It has long been established in adjudication cases, such as Carillion v Devonport Royal Dockyard and Pilon v Breyer, that the scope of an adjudicator’s jurisdiction is determined by the notice of adjudication. The responding party cannot widen the scope of the adjudication by raising other disputes in defence.
The adjudicator must answer the dispute referred to him otherwise, he is in breach of natural justice. However, there is a difficulty when the defences that the respondent might wish to raise bring other disputes into question. How can this be resolved when determining the extent of the adjudicator’s jurisdiction? This was a matter raised in Global Switch Estates 1 Ltd v Sudlows Ltd  EWHC 3314 (TCC).
The extent of the adjudicator’s jurisdiction and scope of a dispute: principles from Global Switch v Sudlows
Global Switch commenced their claim for £6.8m from Sudlows, which included an instruction on the adjudicator to “open up, review and revise” but it also included a list of “excluded matters” which did not form part of the dispute.
This was challenged by Sudlows who said that they could raise any defence available to them. Sudlows said that the adjudicator had wrongly concluded that it lacked jurisdiction to deal with the “excluded matters”.

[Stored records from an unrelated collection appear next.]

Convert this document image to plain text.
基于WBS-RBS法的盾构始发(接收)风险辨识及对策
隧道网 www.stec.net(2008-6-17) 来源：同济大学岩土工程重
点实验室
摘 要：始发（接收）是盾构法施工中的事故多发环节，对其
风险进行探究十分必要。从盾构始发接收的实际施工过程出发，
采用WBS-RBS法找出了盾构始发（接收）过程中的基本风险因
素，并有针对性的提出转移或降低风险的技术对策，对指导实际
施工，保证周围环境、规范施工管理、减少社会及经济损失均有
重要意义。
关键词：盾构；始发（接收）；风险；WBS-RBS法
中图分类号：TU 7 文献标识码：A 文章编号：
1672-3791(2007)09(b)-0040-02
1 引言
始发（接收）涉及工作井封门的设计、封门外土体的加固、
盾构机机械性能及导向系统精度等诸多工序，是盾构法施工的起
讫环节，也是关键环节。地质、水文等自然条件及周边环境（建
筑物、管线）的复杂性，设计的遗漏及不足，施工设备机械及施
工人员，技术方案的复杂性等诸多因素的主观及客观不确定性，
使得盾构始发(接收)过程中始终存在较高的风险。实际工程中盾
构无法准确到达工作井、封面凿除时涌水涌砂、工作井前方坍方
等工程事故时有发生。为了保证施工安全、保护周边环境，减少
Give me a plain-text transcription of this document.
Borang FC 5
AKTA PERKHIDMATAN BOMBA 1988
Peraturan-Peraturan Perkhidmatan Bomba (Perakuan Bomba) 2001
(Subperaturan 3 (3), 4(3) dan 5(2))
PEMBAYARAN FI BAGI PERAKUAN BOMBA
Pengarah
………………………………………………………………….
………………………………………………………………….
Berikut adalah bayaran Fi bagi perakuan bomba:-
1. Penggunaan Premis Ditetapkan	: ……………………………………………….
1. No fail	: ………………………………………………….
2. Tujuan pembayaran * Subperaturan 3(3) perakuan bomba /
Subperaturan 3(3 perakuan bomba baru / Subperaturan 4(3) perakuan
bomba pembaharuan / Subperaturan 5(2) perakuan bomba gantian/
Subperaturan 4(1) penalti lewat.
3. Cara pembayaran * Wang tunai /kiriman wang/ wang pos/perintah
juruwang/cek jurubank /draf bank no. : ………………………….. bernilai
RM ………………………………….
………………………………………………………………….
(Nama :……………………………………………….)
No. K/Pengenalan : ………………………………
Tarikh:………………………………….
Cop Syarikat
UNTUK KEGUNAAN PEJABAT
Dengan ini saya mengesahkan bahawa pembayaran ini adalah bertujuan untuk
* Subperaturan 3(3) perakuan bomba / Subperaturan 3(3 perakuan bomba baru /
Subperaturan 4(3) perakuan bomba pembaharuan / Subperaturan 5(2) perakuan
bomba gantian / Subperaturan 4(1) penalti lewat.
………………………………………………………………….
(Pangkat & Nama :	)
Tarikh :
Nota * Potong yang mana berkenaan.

O’Farrell LJ concluded that, “The adjudicator's jurisdictional error precluded any consideration of a very substantial part of the defence. In those circumstances, that amounted to a material breach of the rules of natural justice and renders the decision unenforceable.”
Practically using adjudication for account disputes
In adjudication, it is common to refer isolated parts of an interim or final account to adjudication. The entirety of these accounts would be considerable work, particularly if measured works, variations, time and loss and expense were all in dispute. Often both parties are happy to restrict the dispute to an isolated part of the account to save time and money in adjudication. However, Global Switch Estates v Sudlows shows that it is important for party representatives and the adjudicator to give careful consideration to such matters.
Practically, if there is an account dispute it might be better to seek a declaration of the value of specific elements of the works, rather than claiming payment. As O’Farrell LJ made clear in paragraph 50 iv) of her judgment, in those circumstances, “it is not open to the responding party to seek a declaration as to the valuation of other elements of the works”.
If the referring party does seek payment in respect of specific elements of the works, then the referring party and adjudicator must appreciate that the responding party is entitled to rely on all available defences (including the valuation of other elements of the works), to establish that the referring party is not entitled to payment. O’Farrell LJ makes this clear at paragraph 50 v) of her judgment, and it is consistent with what Coulson LJ said in Pilon v Breyer.
This case was also a useful reminder that if a jurisdictional issue arises during the adjudication, the adjudicator should address this. There is also always the possibility to apply to the court for a declaration on the jurisdiction issue before a potentially unenforceable decision is reached.
Adjudication is meant to be a fast-paced form of dispute resolution. Neither party will want to unnecessarily broaden the scope of the adjudication so that it becomes additionally complex and therefore more at risk of an unsatisfactory decision. When dealing with account claims, it may be important to narrow the issues to the value of certain items, rather than the payment of them, so that the dispute does not broaden into more complicated areas.